You don't have journaling-SSDs? but the cache from areca-sas-controller?

An perftest with 4MB-blocks is useless if you look for trouble with small files... use 4k and a longer test-time (60sec) and only one thread. This is much more, what your client is doing.

Virtio? driver, or scsi with virtio-scsi?

Udo
 
Hi Udo,
yes, the controllers are configured for ceph without any RAID functionallity. The cache is available for the attached drives. I hat contact with Areca support in advance. Each drive has NVC Quick Cache and 256MB cache too.
I use virtio. For one test I switched to virtio-scsi but saw no improvement so turned back.
It is hard to believe that this cluster which is most of the time nearly idle can be stopped with a copy job of 500GB. Even a 10 year old notebook with 5400rpm spinner will push the data with over 10mb/sec.
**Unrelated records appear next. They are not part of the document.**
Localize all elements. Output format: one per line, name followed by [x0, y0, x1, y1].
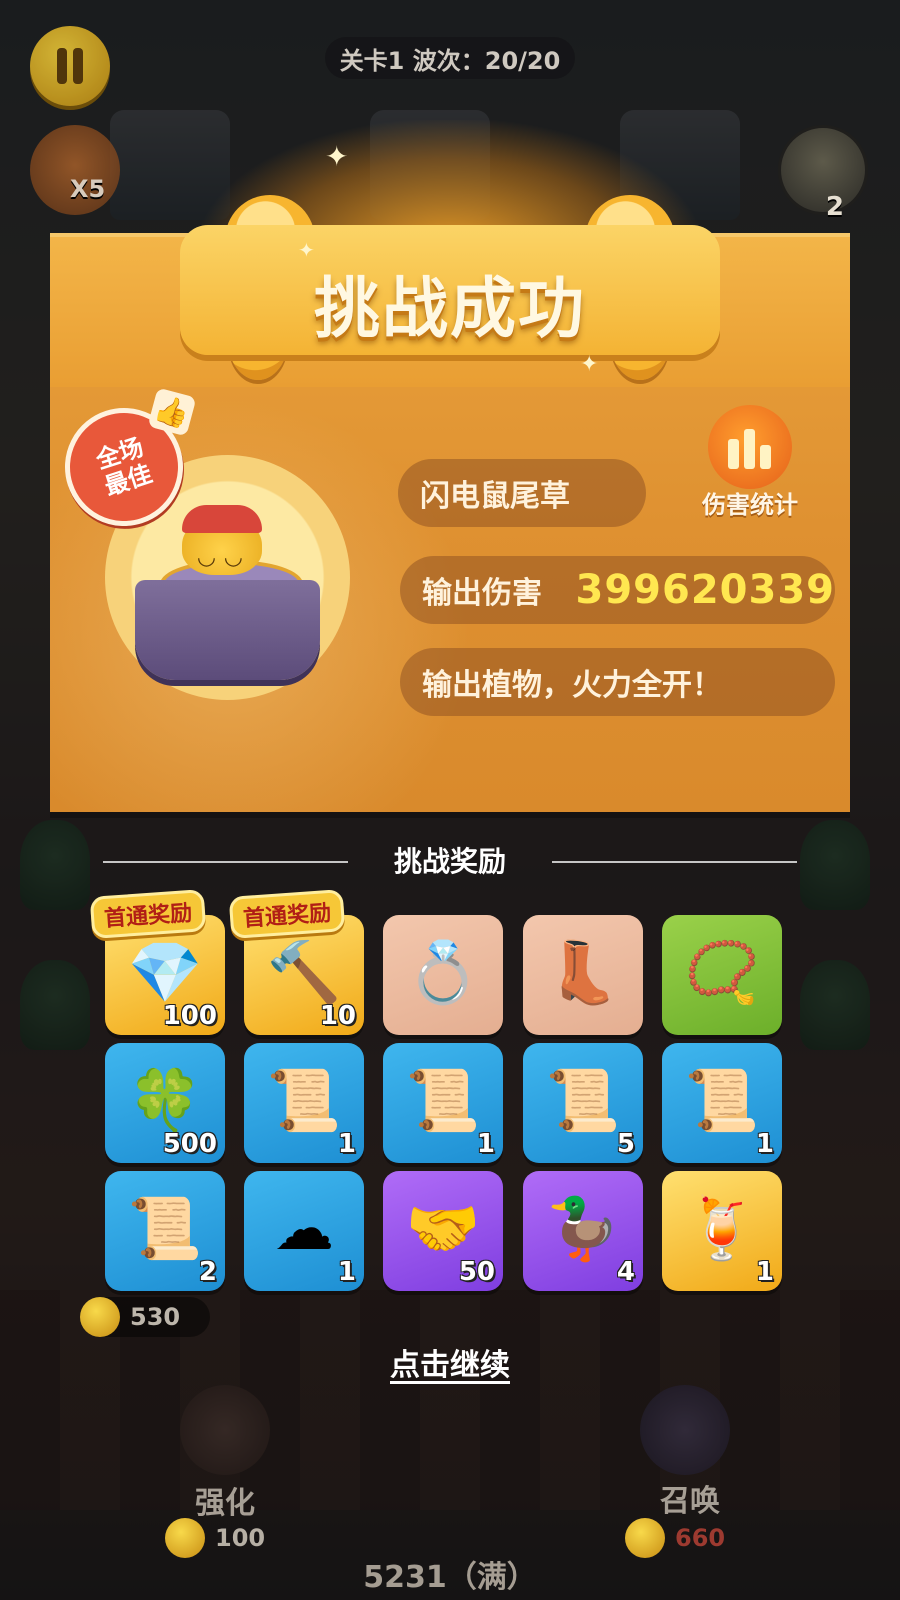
- reward-item[interactable]: 📜 1: [383, 1043, 503, 1163]
- reward-item[interactable]: 📜 1: [662, 1043, 782, 1163]
- reward-quantity: 1: [337, 1129, 356, 1159]
- reward-quantity: 4: [616, 1257, 635, 1287]
- amulet-scroll-icon: 📜: [127, 1193, 203, 1264]
- pause-icon-bar: [73, 48, 83, 84]
- plant-face: ◡◡: [198, 545, 252, 570]
- helmet-scroll-icon: 📜: [266, 1065, 342, 1136]
- red-gem-icon: 💎: [127, 937, 203, 1008]
- reward-item[interactable]: 🍀 500: [105, 1043, 225, 1163]
- plant-pot: [135, 580, 320, 680]
- first-clear-tag: 首通奖励: [228, 889, 346, 939]
- reward-quantity: 2: [198, 1257, 217, 1287]
- reward-item[interactable]: 📜 5: [523, 1043, 643, 1163]
- divider: [552, 861, 797, 863]
- sparkle-icon: ✦: [298, 238, 315, 262]
- damage-stats-button[interactable]: 伤害统计: [690, 405, 810, 520]
- coin-icon: [80, 1297, 120, 1337]
- reward-item[interactable]: 🤝 50: [383, 1171, 503, 1291]
- damage-row: 输出伤害 399620339: [400, 556, 835, 624]
- rewards-title: 挑战奖励: [393, 845, 506, 878]
- sword-scroll-icon: 📜: [545, 1065, 621, 1136]
- sparkle-icon: ✦: [580, 352, 599, 377]
- pause-icon: [57, 48, 67, 84]
- reward-quantity: 1: [476, 1129, 495, 1159]
- reward-item[interactable]: 📿: [662, 915, 782, 1035]
- reward-quantity: 500: [162, 1129, 217, 1159]
- damage-label: 输出伤害: [422, 576, 542, 611]
- level-wave-indicator: 关卡1 波次：20/20: [325, 37, 575, 79]
- plant-name: 闪电鼠尾草: [398, 459, 646, 527]
- clover-coin-icon: 🍀: [127, 1065, 203, 1136]
- armor-scroll-icon: 📜: [405, 1065, 481, 1136]
- damage-stats-label: 伤害统计: [702, 491, 798, 519]
- reward-item[interactable]: 📜 2: [105, 1171, 225, 1291]
- damage-value: 399620339: [575, 567, 835, 613]
- hero-slot-button[interactable]: [778, 125, 868, 215]
- reward-quantity: 5: [616, 1129, 635, 1159]
- reward-item[interactable]: 💍: [383, 915, 503, 1035]
- first-clear-tag: 首通奖励: [89, 889, 207, 939]
- plant-quote-label: 输出植物，火力全开！: [422, 668, 722, 703]
- mvp-badge-label: 全场最佳: [92, 432, 156, 502]
- rubber-duck-icon: 🦆: [545, 1193, 621, 1264]
- tap-to-continue[interactable]: 点击继续: [0, 1340, 900, 1384]
- handshake-medal-icon: 🤝: [405, 1193, 481, 1264]
- hammer-icon: 🔨: [266, 937, 342, 1008]
- plant-name-label: 闪电鼠尾草: [420, 479, 570, 514]
- amulet-icon: 📿: [684, 937, 760, 1008]
- summon-button[interactable]: 召唤: [660, 1476, 720, 1520]
- reward-quantity: 10: [319, 1001, 356, 1031]
- hero-count: 2: [825, 192, 844, 222]
- reward-quantity: 1: [337, 1257, 356, 1287]
- drink-icon: 🍹: [684, 1193, 760, 1264]
- reward-quantity: 100: [162, 1001, 217, 1031]
- sparkle-icon: ✦: [325, 140, 349, 173]
- reward-item[interactable]: ☁ 1: [244, 1171, 364, 1291]
- reward-quantity: 1: [755, 1257, 774, 1287]
- coin-counter: 530: [80, 1297, 210, 1337]
- bottom-status: 5231（满）: [363, 1560, 537, 1595]
- result-title: 挑战成功: [314, 270, 586, 347]
- plant-quote: 输出植物，火力全开！: [400, 648, 835, 716]
- reward-item[interactable]: 🦆 4: [523, 1171, 643, 1291]
- plant-hat: [182, 505, 262, 533]
- reward-quantity: 50: [458, 1257, 495, 1287]
- coin-amount: 530: [130, 1303, 181, 1331]
- reward-item[interactable]: 👢: [523, 915, 643, 1035]
- ring-icon: 💍: [405, 937, 481, 1008]
- reward-item[interactable]: 🍹 1: [662, 1171, 782, 1291]
- upgrade-button[interactable]: 强化: [195, 1478, 255, 1522]
- boots-icon: 👢: [545, 937, 621, 1008]
- ring-scroll-icon: 📜: [684, 1065, 760, 1136]
- reward-item[interactable]: 📜 1: [244, 1043, 364, 1163]
- reward-quantity: 1: [755, 1129, 774, 1159]
- cloud-icon: ☁: [274, 1193, 334, 1264]
- pause-button[interactable]: [30, 26, 110, 106]
- speed-multiplier: X5: [70, 175, 106, 203]
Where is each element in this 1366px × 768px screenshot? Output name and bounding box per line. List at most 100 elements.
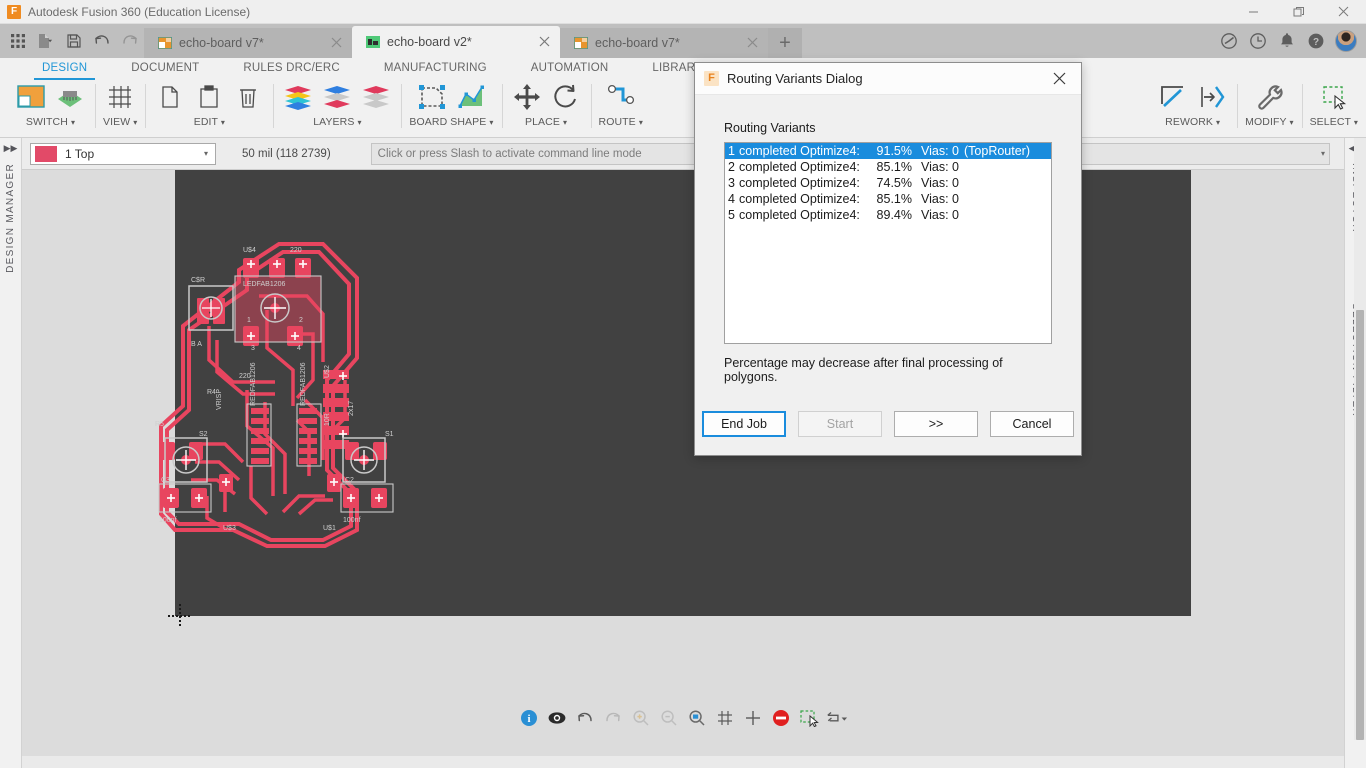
- tab-close-icon[interactable]: [331, 36, 342, 50]
- route-trace-icon[interactable]: [604, 80, 638, 114]
- ribbon-group-modify: MODIFY ▾: [1237, 78, 1301, 136]
- ribbon-group-rework: REWORK ▾: [1148, 78, 1237, 136]
- redo-icon[interactable]: [116, 27, 144, 55]
- vertical-scrollbar[interactable]: [1354, 138, 1366, 740]
- wrench-icon[interactable]: [1252, 80, 1286, 114]
- undo-icon[interactable]: [88, 27, 116, 55]
- move-icon[interactable]: [510, 80, 544, 114]
- tab-close-icon[interactable]: [747, 36, 758, 50]
- new-tab-button[interactable]: +: [768, 28, 802, 58]
- layers-top-icon[interactable]: [320, 80, 354, 114]
- dialog-button-row: End Job Start >> Cancel: [695, 411, 1081, 437]
- layers-all-icon[interactable]: [281, 80, 315, 114]
- notifications-bell-icon[interactable]: [1277, 31, 1297, 51]
- cancel-button[interactable]: Cancel: [990, 411, 1074, 437]
- svg-text:C3: C3: [161, 477, 170, 484]
- layers-bottom-icon[interactable]: [359, 80, 393, 114]
- undo-icon[interactable]: [574, 707, 596, 729]
- user-avatar[interactable]: [1335, 30, 1357, 52]
- chevron-down-icon[interactable]: ▾: [1354, 118, 1358, 127]
- rotate-icon[interactable]: [549, 80, 583, 114]
- tab-echo-board-v2[interactable]: echo-board v2*: [352, 26, 560, 58]
- visibility-eye-icon[interactable]: [546, 707, 568, 729]
- list-item[interactable]: 3 completed Optimize4: 74.5% Vias: 0: [725, 175, 1051, 191]
- list-item[interactable]: 2 completed Optimize4: 85.1% Vias: 0: [725, 159, 1051, 175]
- svg-text:S2: S2: [199, 431, 208, 438]
- chevron-down-icon[interactable]: ▾: [204, 149, 211, 158]
- redo-icon[interactable]: [602, 707, 624, 729]
- board-polygon-icon[interactable]: [454, 80, 488, 114]
- zoom-in-icon[interactable]: [630, 707, 652, 729]
- end-job-button[interactable]: End Job: [702, 411, 786, 437]
- routing-variants-list[interactable]: 1 completed Optimize4: 91.5% Vias: 0 (To…: [724, 142, 1052, 344]
- ribbon-tab-automation[interactable]: AUTOMATION: [509, 58, 631, 78]
- vertical-scrollbar-thumb[interactable]: [1356, 310, 1364, 740]
- expand-panel-icon[interactable]: ▶▶: [4, 138, 18, 157]
- grid-apps-icon[interactable]: [4, 27, 32, 55]
- chevron-down-icon[interactable]: ▾: [489, 118, 493, 127]
- ribbon-group-place: PLACE ▾: [501, 78, 591, 136]
- tab-close-icon[interactable]: [539, 35, 550, 49]
- grid-toggle-icon[interactable]: [714, 707, 736, 729]
- tab-label: echo-board v7*: [595, 36, 680, 50]
- dialog-close-button[interactable]: [1037, 63, 1081, 94]
- ribbon-tab-document[interactable]: DOCUMENT: [109, 58, 221, 78]
- marquee-select-icon[interactable]: [1317, 80, 1351, 114]
- minimize-button[interactable]: [1231, 0, 1276, 24]
- list-item[interactable]: 5 completed Optimize4: 89.4% Vias: 0: [725, 207, 1051, 223]
- delete-icon[interactable]: [231, 80, 265, 114]
- chevron-down-icon[interactable]: ▾: [1321, 149, 1325, 158]
- switch-board-icon[interactable]: [53, 80, 87, 114]
- board-outline-icon[interactable]: [415, 80, 449, 114]
- chevron-down-icon[interactable]: ▾: [563, 118, 567, 127]
- help-icon[interactable]: ?: [1306, 31, 1326, 51]
- chevron-down-icon[interactable]: ▾: [133, 118, 137, 127]
- layer-select[interactable]: 1 Top ▾: [30, 142, 216, 165]
- stop-icon[interactable]: [770, 707, 792, 729]
- paste-icon[interactable]: [192, 80, 226, 114]
- chevron-down-icon[interactable]: ▾: [221, 118, 225, 127]
- tab-echo-board-v7-right[interactable]: echo-board v7*: [560, 28, 768, 58]
- close-button[interactable]: [1321, 0, 1366, 24]
- dialog-note: Percentage may decrease after final proc…: [724, 356, 1003, 384]
- chevron-down-icon[interactable]: ▾: [357, 118, 361, 127]
- chevron-down-icon[interactable]: ▾: [71, 118, 75, 127]
- pcb-canvas[interactable]: U$4 220 LEDFAB1206 1 2 3 4 C$R B A R5 R4 V…: [22, 170, 1344, 768]
- switch-schematic-icon[interactable]: [14, 80, 48, 114]
- job-status-icon[interactable]: [1219, 31, 1239, 51]
- routing-variants-dialog[interactable]: Routing Variants Dialog Routing Variants…: [694, 62, 1082, 456]
- restore-button[interactable]: [1276, 0, 1321, 24]
- group-label: BOARD SHAPE: [409, 116, 487, 128]
- ribbon-tab-rules[interactable]: RULES DRC/ERC: [221, 58, 362, 78]
- design-manager-rail[interactable]: ▶▶ DESIGN MANAGER: [0, 138, 22, 768]
- start-button[interactable]: Start: [798, 411, 882, 437]
- rail-label-design-manager[interactable]: DESIGN MANAGER: [5, 157, 16, 279]
- variant-vias: Vias: 0: [921, 160, 959, 174]
- zoom-out-icon[interactable]: [658, 707, 680, 729]
- zoom-fit-icon[interactable]: [686, 707, 708, 729]
- marquee-select-icon[interactable]: [798, 707, 820, 729]
- variant-note: (TopRouter): [964, 144, 1030, 158]
- ribbon-tab-design[interactable]: DESIGN: [20, 58, 109, 80]
- grid-view-icon[interactable]: [103, 80, 137, 114]
- crosshair-icon[interactable]: [742, 707, 764, 729]
- recent-activity-icon[interactable]: [1248, 31, 1268, 51]
- save-icon[interactable]: [60, 27, 88, 55]
- copy-icon[interactable]: [153, 80, 187, 114]
- tab-echo-board-v7-left[interactable]: echo-board v7*: [144, 28, 352, 58]
- ribbon-tab-manufacturing[interactable]: MANUFACTURING: [362, 58, 509, 78]
- snap-dropdown-icon[interactable]: [826, 707, 848, 729]
- list-item[interactable]: 1 completed Optimize4: 91.5% Vias: 0 (To…: [725, 143, 1051, 159]
- chevron-down-icon[interactable]: ▾: [1289, 118, 1293, 127]
- new-file-icon[interactable]: [32, 27, 60, 55]
- view-toolbar: i: [22, 704, 1344, 732]
- pcb-layout-artwork[interactable]: U$4 220 LEDFAB1206 1 2 3 4 C$R B A R5 R4 V…: [147, 230, 407, 563]
- info-icon[interactable]: i: [518, 707, 540, 729]
- next-button[interactable]: >>: [894, 411, 978, 437]
- rework-miter-icon[interactable]: [1156, 80, 1190, 114]
- chevron-down-icon[interactable]: ▾: [639, 118, 643, 127]
- horizontal-scrollbar[interactable]: [22, 756, 1344, 768]
- chevron-down-icon[interactable]: ▾: [1216, 118, 1220, 127]
- rework-extend-icon[interactable]: [1195, 80, 1229, 114]
- list-item[interactable]: 4 completed Optimize4: 85.1% Vias: 0: [725, 191, 1051, 207]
Remember: only operations within the big drive is the problem. Same operations on smaller disks are okay.
 
For one server I have created a new drive, formatted with 64kb and copied the data back on it. I will test. First review : a homeopathic drug.
The other one occupies a lot of space on the drive, I'll need a long weekend for migrating it but want to see the behavior of the first one.
 
Formatting the drives with 64kb does not help here for getting more performance.
It is weired because in the evening I see the VMs starting their backup watching ceph status reporting 280mb/sek (read) while on workhours ceph reports ~1-10mb/sek (read) and a few kb to write but getting stucked while copying 500MB. Even a rebuild of the PGs can speed up to 500mb/sek.
The car has the horsepower but can not get it on the road.

Perhaps it is time to create a new and pure SSD pool and moving the busy drives of the VMs to this. Which brands and models are recommended? I have an eye on 20x Micron 5100 max 960GB.